After mulling it over for a few days I decided to contact
the woman who normally emails the calendar. When I asked about it I wrote,
“Even though I don’t practice Judaism, this is an old wound for me that has
never fully healed.” She quickly replied and said, “I’m sorry you felt
slighted. Someone else sent the December calendar. I think they were in a rush
and just downloaded it from the Internet. When I do it I try to add in all the
holidays so everyone is informed.”
Her response made me feel
better, but I was still bothered about something. My reaction. I had
immediately spotted the one thing that makes me feel left out. I thought,
“Maybe I’m the one who is making myself feel excluded.” It’s almost as if I was
on the lookout for something that could bug me so I could pout about the
holidays. I’ve always been against anyone acting like this, anyone who might be
self-righteous and indignant. But, if I want everyone else to be open-minded
and respectful about my heritage or disability or anything else that might be
different about me, I need to act the same way.
This made me wonder if I
really was as open-minded and respectful of others as I always thought. I
remembered the times when I traveled and lived with people who were worlds
apart from me in their culture and frame of mind. We embraced each other’s
differences. In Spain I met lots of people who were interested to learn about Jewish
holidays and traditions. And I ran around with them to all the special events
that took place in their churches. We shared experiences that were rich,
diverse, and bonded us.
Over the years I have
also reached out to people, even strangers, about my speech disability. I have
met many people who didn’t understand what it was like for me to be unable to
speak or have a difficult time communicating. But, after connecting with them,
I realized that it wasn’t because they didn’t want to. They simply never had
anyone share the experience with them. They were open and more than willing to
learn about what it is to live without a useable voice.
But, now, my reaction to
the calendar made me feel like I was nitpicking. Why was I so judgmental when
that was the last thing I wanted from anyone else?
Like Scrooge, I believe
my feelings of being left out began in childhood. I grew up in a segregated
city and learned early on that my culture was different from others in my city
and around much of the world. Then, not many years later when I lost my ability
to speak normally, my sense of disconnection simply deepened. Fortunately, as a
young adult I moved to one of the most diverse and tolerant cities I know.
Perhaps, though, a part of me never completely moved on.
Thinking about this
helped me to see that sometimes I have unconsciously used my cultural heritage
or disability to cut myself off from others. When I’ve done this I know that I
have felt the last thing I want to feel -- intolerant. Seeing Christmas as the
only holiday on a December calendar shouldn’t create negative feelings in me.

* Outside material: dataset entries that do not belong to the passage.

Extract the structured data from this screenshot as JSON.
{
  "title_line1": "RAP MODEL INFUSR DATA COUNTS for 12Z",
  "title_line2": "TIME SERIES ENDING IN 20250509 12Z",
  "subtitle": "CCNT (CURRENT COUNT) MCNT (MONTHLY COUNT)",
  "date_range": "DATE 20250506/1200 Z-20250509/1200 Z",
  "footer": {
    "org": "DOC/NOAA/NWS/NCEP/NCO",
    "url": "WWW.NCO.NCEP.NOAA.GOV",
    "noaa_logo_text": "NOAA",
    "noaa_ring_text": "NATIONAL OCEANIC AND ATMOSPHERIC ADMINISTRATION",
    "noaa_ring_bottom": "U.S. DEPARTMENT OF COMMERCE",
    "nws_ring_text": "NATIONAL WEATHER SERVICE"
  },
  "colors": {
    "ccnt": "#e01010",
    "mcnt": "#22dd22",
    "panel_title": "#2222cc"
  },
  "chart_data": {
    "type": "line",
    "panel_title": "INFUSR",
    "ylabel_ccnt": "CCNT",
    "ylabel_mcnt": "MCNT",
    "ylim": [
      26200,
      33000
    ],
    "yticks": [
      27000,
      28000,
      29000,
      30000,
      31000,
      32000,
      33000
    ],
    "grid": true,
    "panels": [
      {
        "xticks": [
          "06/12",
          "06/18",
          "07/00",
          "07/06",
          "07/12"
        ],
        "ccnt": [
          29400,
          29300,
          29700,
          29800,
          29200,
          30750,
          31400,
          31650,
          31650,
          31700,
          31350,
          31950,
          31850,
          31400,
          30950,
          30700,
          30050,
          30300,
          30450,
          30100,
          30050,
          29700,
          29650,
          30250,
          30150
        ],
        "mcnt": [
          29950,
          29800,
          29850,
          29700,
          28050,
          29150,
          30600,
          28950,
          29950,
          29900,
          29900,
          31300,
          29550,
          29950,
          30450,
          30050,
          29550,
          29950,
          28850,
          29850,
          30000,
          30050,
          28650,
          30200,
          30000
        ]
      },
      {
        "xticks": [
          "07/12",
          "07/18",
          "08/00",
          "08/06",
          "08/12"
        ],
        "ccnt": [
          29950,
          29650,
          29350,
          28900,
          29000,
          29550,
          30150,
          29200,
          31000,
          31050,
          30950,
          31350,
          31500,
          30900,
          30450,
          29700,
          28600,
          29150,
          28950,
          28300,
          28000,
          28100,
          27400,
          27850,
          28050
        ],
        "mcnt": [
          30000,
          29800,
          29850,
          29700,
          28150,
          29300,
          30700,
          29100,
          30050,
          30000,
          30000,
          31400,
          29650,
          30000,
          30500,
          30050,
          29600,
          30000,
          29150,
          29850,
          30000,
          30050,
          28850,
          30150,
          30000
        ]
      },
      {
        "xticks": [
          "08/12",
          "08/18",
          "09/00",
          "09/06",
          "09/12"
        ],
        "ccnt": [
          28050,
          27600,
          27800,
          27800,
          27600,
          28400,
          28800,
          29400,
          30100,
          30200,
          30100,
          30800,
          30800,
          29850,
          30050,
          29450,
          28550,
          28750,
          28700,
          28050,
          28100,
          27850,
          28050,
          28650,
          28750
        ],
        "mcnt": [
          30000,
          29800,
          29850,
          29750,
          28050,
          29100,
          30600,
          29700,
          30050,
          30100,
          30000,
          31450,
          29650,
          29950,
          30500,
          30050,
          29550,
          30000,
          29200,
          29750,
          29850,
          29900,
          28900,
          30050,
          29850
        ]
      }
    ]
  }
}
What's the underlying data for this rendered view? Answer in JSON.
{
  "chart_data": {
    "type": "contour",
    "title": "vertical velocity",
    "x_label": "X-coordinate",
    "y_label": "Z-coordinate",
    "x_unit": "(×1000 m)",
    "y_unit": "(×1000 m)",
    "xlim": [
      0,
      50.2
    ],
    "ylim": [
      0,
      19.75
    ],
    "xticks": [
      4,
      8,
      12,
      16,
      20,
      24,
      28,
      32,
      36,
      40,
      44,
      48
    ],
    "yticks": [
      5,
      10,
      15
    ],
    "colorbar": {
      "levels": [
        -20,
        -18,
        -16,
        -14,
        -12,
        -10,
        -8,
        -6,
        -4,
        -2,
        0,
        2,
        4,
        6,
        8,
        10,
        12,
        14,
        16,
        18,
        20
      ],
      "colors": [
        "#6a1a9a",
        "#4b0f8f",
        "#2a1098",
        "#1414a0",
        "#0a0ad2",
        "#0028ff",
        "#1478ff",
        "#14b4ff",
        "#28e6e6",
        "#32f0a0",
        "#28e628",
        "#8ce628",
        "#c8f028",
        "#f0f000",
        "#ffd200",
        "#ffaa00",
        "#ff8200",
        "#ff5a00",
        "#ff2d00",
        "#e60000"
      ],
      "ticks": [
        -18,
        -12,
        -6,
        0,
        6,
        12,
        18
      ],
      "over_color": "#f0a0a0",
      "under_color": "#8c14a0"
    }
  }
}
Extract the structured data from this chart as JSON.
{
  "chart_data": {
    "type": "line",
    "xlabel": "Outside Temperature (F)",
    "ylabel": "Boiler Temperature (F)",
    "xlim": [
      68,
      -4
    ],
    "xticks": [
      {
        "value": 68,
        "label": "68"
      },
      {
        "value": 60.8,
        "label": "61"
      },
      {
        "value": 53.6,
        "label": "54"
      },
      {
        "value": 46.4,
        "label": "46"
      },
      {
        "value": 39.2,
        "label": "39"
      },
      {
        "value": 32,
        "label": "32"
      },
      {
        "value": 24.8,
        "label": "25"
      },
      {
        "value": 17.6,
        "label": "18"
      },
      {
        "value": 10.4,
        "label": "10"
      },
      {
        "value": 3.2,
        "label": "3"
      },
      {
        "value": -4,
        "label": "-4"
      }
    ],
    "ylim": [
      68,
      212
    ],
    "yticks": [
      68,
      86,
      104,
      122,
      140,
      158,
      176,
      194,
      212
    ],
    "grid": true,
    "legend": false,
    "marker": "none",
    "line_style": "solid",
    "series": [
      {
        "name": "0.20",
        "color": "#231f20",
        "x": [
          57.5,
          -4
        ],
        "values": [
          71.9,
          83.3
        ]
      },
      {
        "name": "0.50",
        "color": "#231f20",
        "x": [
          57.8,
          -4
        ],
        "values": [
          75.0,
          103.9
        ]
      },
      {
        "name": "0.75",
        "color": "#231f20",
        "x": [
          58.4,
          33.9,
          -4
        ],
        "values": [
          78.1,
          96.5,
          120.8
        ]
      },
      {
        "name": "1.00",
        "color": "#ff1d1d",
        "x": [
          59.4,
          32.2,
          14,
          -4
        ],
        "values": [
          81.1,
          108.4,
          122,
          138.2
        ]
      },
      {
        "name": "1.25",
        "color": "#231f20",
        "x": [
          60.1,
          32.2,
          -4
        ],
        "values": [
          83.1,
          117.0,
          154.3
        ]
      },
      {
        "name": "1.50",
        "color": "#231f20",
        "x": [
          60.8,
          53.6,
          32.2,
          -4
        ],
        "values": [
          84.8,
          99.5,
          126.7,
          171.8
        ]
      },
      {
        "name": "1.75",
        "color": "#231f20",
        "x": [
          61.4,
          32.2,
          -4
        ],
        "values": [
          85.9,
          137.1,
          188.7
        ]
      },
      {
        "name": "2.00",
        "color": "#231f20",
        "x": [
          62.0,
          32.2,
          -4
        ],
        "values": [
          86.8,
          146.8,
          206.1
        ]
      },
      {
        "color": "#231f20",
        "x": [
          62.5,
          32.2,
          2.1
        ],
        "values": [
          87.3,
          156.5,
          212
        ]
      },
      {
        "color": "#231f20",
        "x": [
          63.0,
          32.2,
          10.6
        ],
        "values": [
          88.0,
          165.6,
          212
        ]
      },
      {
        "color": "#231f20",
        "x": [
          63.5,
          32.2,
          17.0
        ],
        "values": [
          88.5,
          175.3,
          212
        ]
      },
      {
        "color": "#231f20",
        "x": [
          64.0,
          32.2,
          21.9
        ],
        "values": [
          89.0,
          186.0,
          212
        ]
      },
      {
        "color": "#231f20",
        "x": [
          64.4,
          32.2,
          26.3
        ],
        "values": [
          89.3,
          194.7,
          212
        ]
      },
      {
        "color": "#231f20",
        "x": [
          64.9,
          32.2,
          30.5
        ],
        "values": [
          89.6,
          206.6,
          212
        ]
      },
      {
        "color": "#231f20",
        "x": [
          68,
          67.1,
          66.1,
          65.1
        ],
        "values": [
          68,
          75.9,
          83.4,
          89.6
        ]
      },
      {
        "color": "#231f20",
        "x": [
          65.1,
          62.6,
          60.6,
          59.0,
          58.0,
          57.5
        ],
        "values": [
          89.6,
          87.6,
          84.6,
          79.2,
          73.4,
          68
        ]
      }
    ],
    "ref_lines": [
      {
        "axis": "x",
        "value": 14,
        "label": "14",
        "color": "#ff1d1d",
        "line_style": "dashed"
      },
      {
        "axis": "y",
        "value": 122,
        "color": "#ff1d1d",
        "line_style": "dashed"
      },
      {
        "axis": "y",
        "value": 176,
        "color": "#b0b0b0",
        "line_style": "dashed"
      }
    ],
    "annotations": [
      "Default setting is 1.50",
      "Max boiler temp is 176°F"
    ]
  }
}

But the fact that it did made me turn my thinking around and focus on the good
things that happen at this time of year. I can share and spread joy, and I can
even light up a tree in my house if I like too.
In fact, the other day someone unknowingly helped me to
start feeling a little holiday joy. As I left my local grocery store, I saw a
Salvation Army bell ringer standing outside in the cold. When I walked by her,
she looked me in the eye and casually said with a big smile, “Merry Christmas.”
I didn’t flinch or get upset in any way like I might have before. Instead, I
simply smiled back and said, “Happy holidays to you too!” I have to admit; it felt pretty good.